Originally Posted by

**Dave_Sinkula**
Code:

sol += C[i][j] * (xpwr * ypwr);

Investigate whether or not the resulting assembly code generates successive [re]calculations of

C[i][j] within the loop. If so, your code may benefit from using pointers calculated once at the start of the loop.

First, this advice sucks, so I'm glad you didn't pursue it. I did investigate, and found that it can make things worse. And such micro-optimization should generally be avoided.

Your attempts so far seem very reasonable and you seem to know quite well what it is you are doing, so my further advice on your problem would be questionable.

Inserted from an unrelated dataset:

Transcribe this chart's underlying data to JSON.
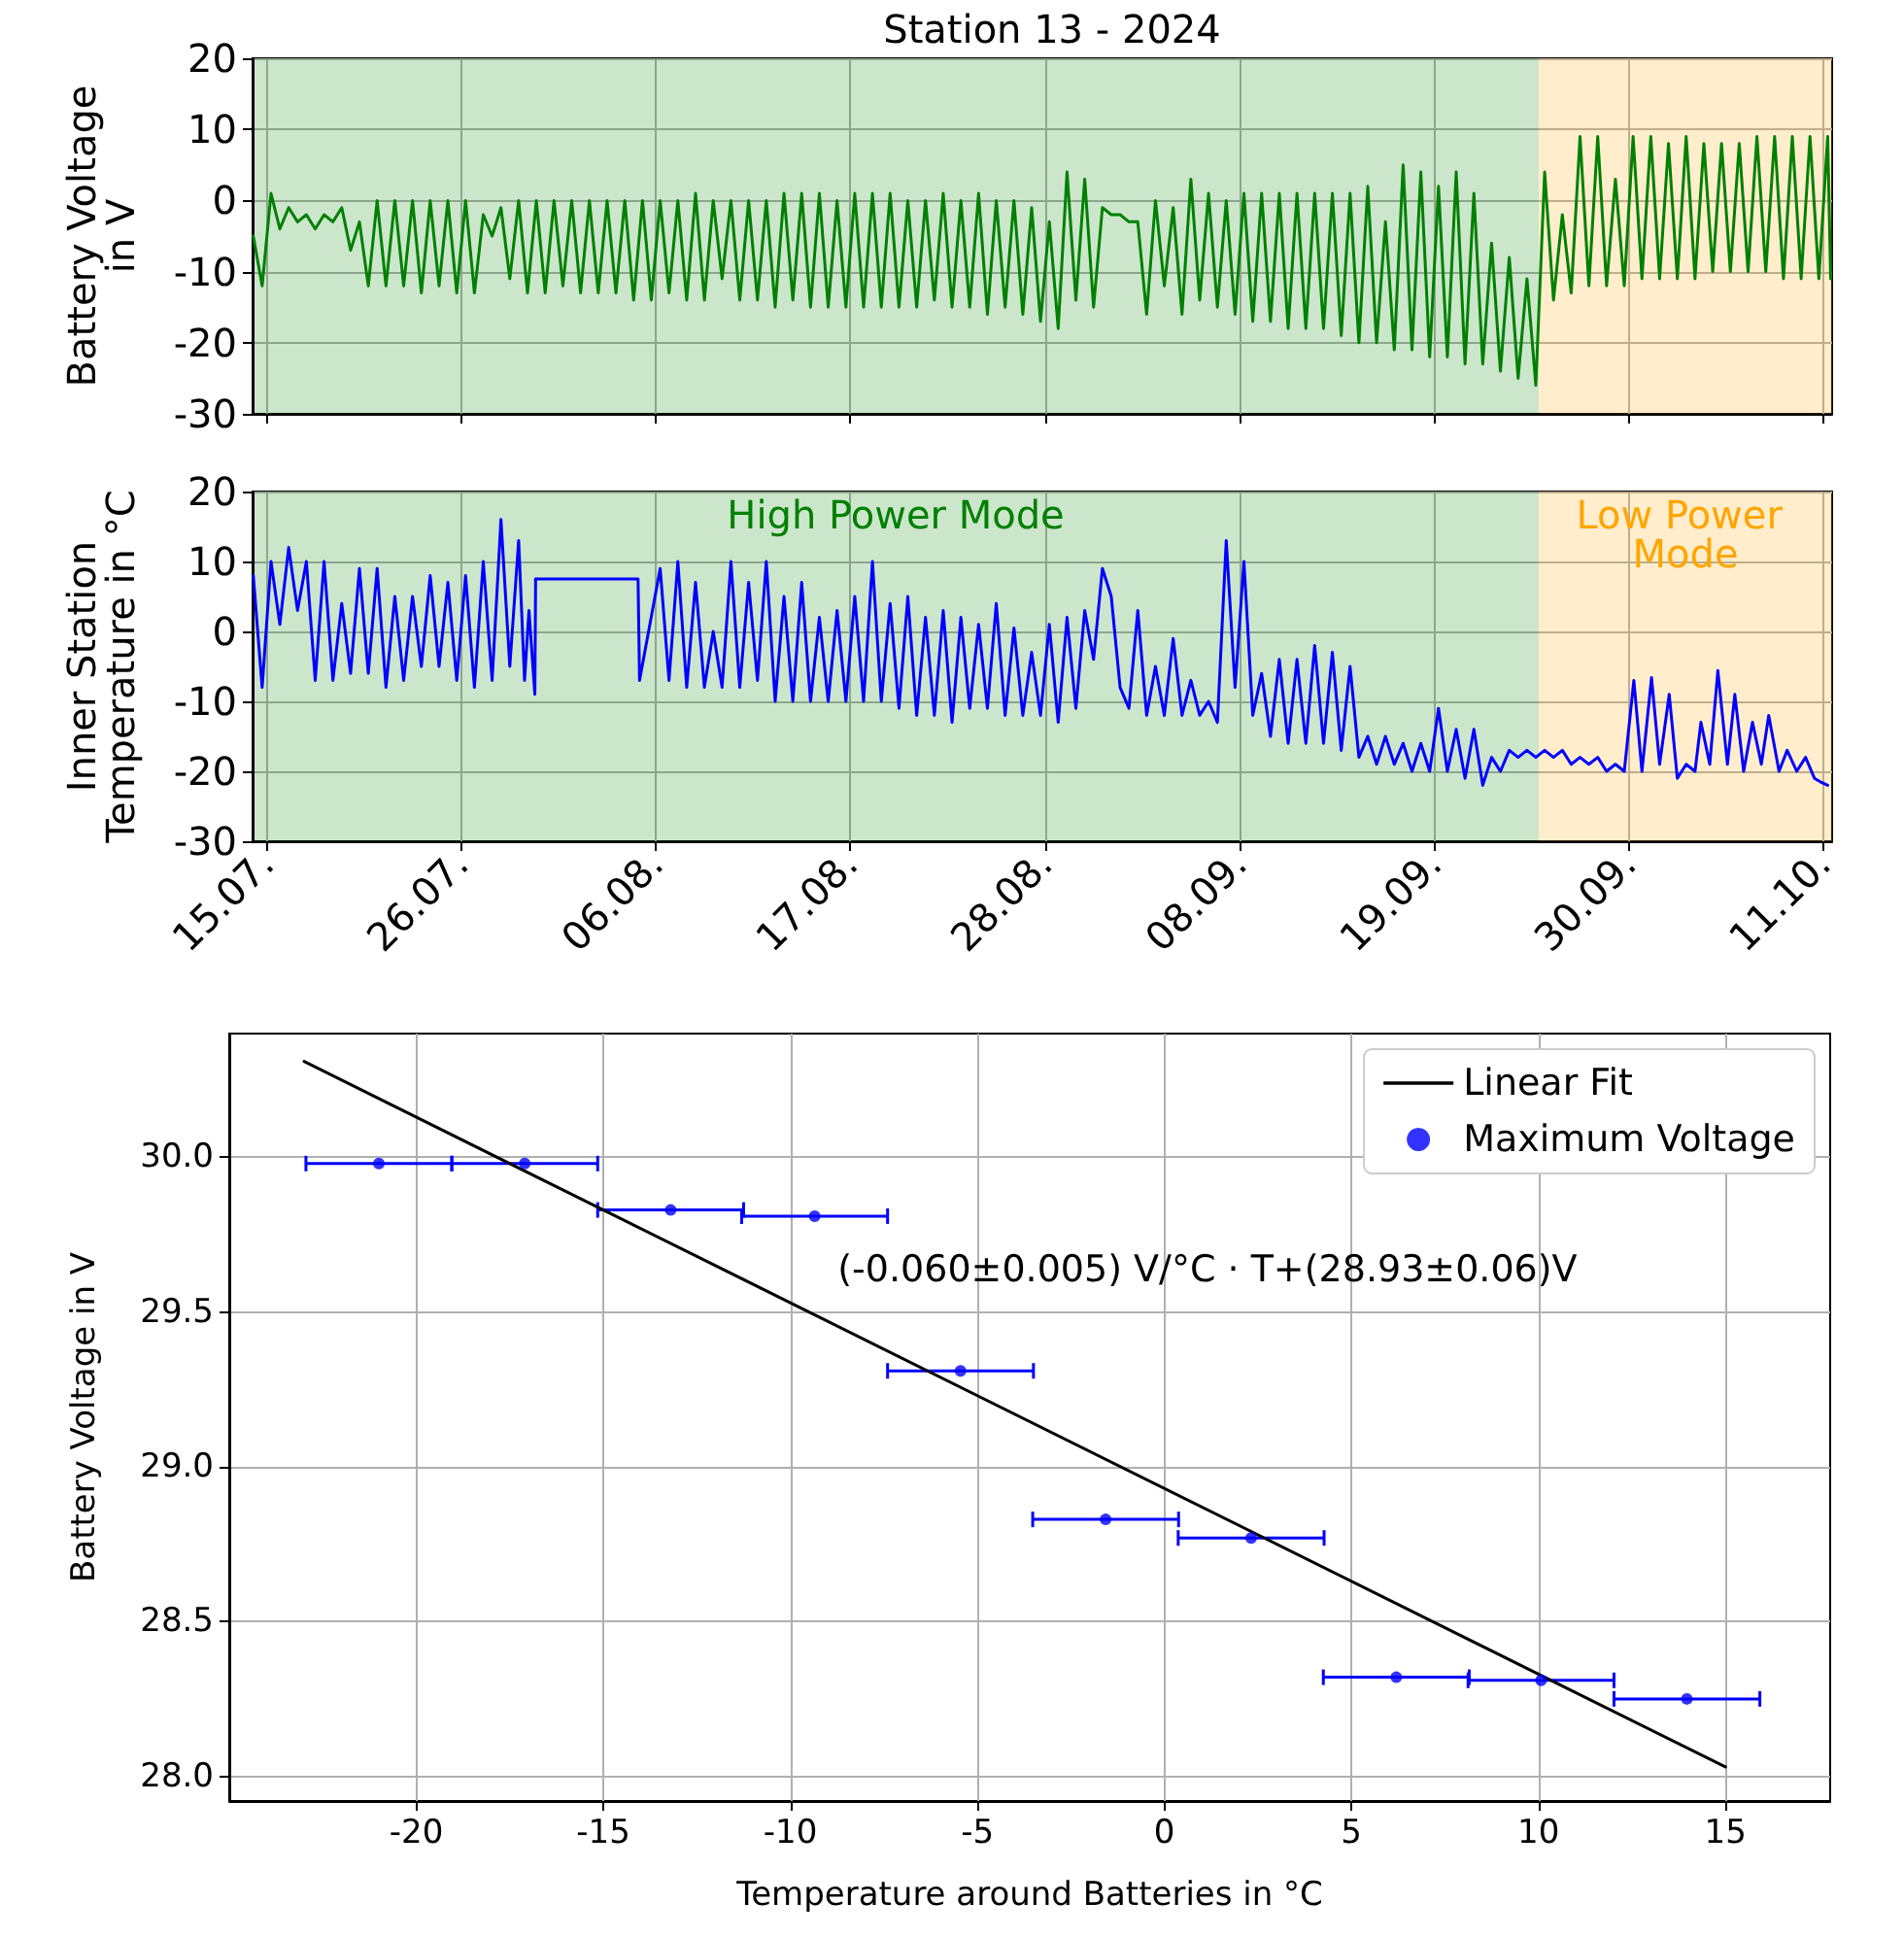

I am not familiar with ACPE, but I've tried to look into it a bit. I was wondering if you've got some tool that you use that might be helpful to share with the rest of us?

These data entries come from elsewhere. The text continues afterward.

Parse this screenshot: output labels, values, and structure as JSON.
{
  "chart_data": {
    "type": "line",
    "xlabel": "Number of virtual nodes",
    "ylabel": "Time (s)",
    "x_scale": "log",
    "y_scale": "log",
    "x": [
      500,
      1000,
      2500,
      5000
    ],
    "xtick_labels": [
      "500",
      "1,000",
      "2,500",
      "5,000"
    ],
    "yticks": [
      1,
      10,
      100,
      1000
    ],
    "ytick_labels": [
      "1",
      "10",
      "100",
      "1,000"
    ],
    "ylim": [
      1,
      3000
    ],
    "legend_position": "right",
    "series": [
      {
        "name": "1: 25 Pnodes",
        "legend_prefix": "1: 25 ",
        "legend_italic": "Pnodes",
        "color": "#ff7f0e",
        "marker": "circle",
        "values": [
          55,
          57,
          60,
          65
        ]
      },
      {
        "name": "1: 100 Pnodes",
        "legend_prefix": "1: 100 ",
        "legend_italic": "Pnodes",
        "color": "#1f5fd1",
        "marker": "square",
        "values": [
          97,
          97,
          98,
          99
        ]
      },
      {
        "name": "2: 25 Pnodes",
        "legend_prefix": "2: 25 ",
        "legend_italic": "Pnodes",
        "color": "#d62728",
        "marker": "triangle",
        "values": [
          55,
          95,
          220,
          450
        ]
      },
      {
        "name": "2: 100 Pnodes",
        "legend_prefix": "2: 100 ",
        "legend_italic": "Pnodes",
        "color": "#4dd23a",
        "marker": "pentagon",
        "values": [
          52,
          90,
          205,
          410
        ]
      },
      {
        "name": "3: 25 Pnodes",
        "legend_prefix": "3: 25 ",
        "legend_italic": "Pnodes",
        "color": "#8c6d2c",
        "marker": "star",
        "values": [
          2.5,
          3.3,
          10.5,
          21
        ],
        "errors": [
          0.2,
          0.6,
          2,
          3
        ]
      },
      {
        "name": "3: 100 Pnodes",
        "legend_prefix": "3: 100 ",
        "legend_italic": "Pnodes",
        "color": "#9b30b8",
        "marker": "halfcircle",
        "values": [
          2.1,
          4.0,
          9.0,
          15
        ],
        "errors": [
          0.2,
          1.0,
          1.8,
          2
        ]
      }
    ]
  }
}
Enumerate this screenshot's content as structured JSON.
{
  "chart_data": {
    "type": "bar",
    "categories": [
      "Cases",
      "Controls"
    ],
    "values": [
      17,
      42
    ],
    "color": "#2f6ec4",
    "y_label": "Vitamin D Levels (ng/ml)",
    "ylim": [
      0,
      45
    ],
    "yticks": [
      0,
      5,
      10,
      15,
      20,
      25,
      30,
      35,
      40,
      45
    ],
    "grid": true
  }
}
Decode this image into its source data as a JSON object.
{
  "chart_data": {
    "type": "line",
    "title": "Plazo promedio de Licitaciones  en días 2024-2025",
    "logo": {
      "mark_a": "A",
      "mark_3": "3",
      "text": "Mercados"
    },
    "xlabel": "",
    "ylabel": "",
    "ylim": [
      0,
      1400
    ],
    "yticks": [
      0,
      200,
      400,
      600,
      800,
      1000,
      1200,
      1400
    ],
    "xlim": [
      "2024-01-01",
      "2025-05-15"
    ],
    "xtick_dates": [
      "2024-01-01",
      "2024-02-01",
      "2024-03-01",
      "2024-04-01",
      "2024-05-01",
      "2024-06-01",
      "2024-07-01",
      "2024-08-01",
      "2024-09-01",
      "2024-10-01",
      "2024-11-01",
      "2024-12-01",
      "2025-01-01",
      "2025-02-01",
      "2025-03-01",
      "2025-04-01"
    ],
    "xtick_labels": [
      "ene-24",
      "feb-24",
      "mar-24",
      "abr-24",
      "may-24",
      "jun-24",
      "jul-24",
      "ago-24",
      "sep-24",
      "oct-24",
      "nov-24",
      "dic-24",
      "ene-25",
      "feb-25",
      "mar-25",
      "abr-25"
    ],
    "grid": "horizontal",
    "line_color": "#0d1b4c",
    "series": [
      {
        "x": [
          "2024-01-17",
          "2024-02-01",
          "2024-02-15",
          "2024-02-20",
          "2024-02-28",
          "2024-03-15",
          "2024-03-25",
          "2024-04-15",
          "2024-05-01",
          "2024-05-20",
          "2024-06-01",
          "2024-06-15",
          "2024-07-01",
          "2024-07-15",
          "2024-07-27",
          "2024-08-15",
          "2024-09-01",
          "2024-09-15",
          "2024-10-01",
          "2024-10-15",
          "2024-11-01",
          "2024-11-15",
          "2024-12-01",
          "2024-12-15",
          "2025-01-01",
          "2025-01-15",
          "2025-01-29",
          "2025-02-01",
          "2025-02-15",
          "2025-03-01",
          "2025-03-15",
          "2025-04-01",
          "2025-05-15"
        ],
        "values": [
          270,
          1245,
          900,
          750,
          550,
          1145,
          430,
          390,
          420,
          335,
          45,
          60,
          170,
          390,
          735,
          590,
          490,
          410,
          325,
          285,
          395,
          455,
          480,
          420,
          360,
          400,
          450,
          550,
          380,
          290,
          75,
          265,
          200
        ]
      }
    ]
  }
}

Also, such as in the case of your precomputed version, is the amortization over a single call to the function, or is it amortized over all calls? The point being, can you do something like this?

Code:

val_t poly2d_dave(val_t C[M][N])
{
static val_t coeffs[M][N] = {0};
static int init = 0;
int i, j;
val_t sol = 0.0;
if ( init == 0 )
{
val_t xpwr = 1.0;
val_t ypwr = 1.0;
val_t x = *x_p;
val_t y = *y_p;
for ( i = 0; i < M; i++ )
{
ypwr = 1.0;
for ( j = 0; j < N; j++ )
{
coeffs[i][j] = xpwr * ypwr;
ypwr *= y;
}
xpwr *= x;
}
init = 1;
}
for ( i = 0; i < M; i++ )
{
for ( j = 0; j < N; j++ )
{
sol += C[i][j] * coeffs[i][j];
}
}
return sol;
}

Again, my advice on this stinks. I come from the land of micro-optimization and I know those techniques better. Perhaps some of them can combine with better algorithms, but I'm venturing outside of my normal sphere when I look at improving the algorithm.

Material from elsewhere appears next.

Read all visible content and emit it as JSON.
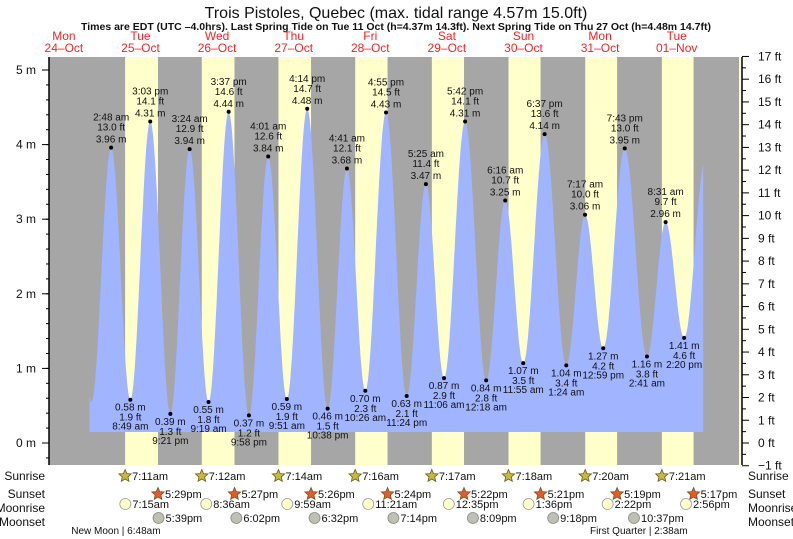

[edit]I shouldn't. But oh, well.

Code:

val_t poly2d_dave(val_t C[M][N])
{
static val_t coeffs[M][N] = {0};
static int init = 0;
val_t *mptr = &C[0][0], *cptr = &coeffs[0][0];
int i, j;
val_t sol = 0.0;
if ( init == 0 )
{
val_t xpwr = 1.0;
val_t ypwr = 1.0;
val_t x = *x_p;
val_t y = *y_p;
for ( i = 0; i < M; i++ )
{
ypwr = 1.0;
for ( j = 0; j < N; j++ )
{
coeffs[i][j] = xpwr * ypwr;
ypwr *= y;
}
xpwr *= x;
}
init = 1;
}
for ( i = 0; i < M * N; i++ )
{
sol += *mptr++ * *cptr++;
}
return sol;
}

After the first time, the loop should be tighter.

But, of course, that depends on the amortization question I asked. And just ignore the stupid micro-optimization attempts here please.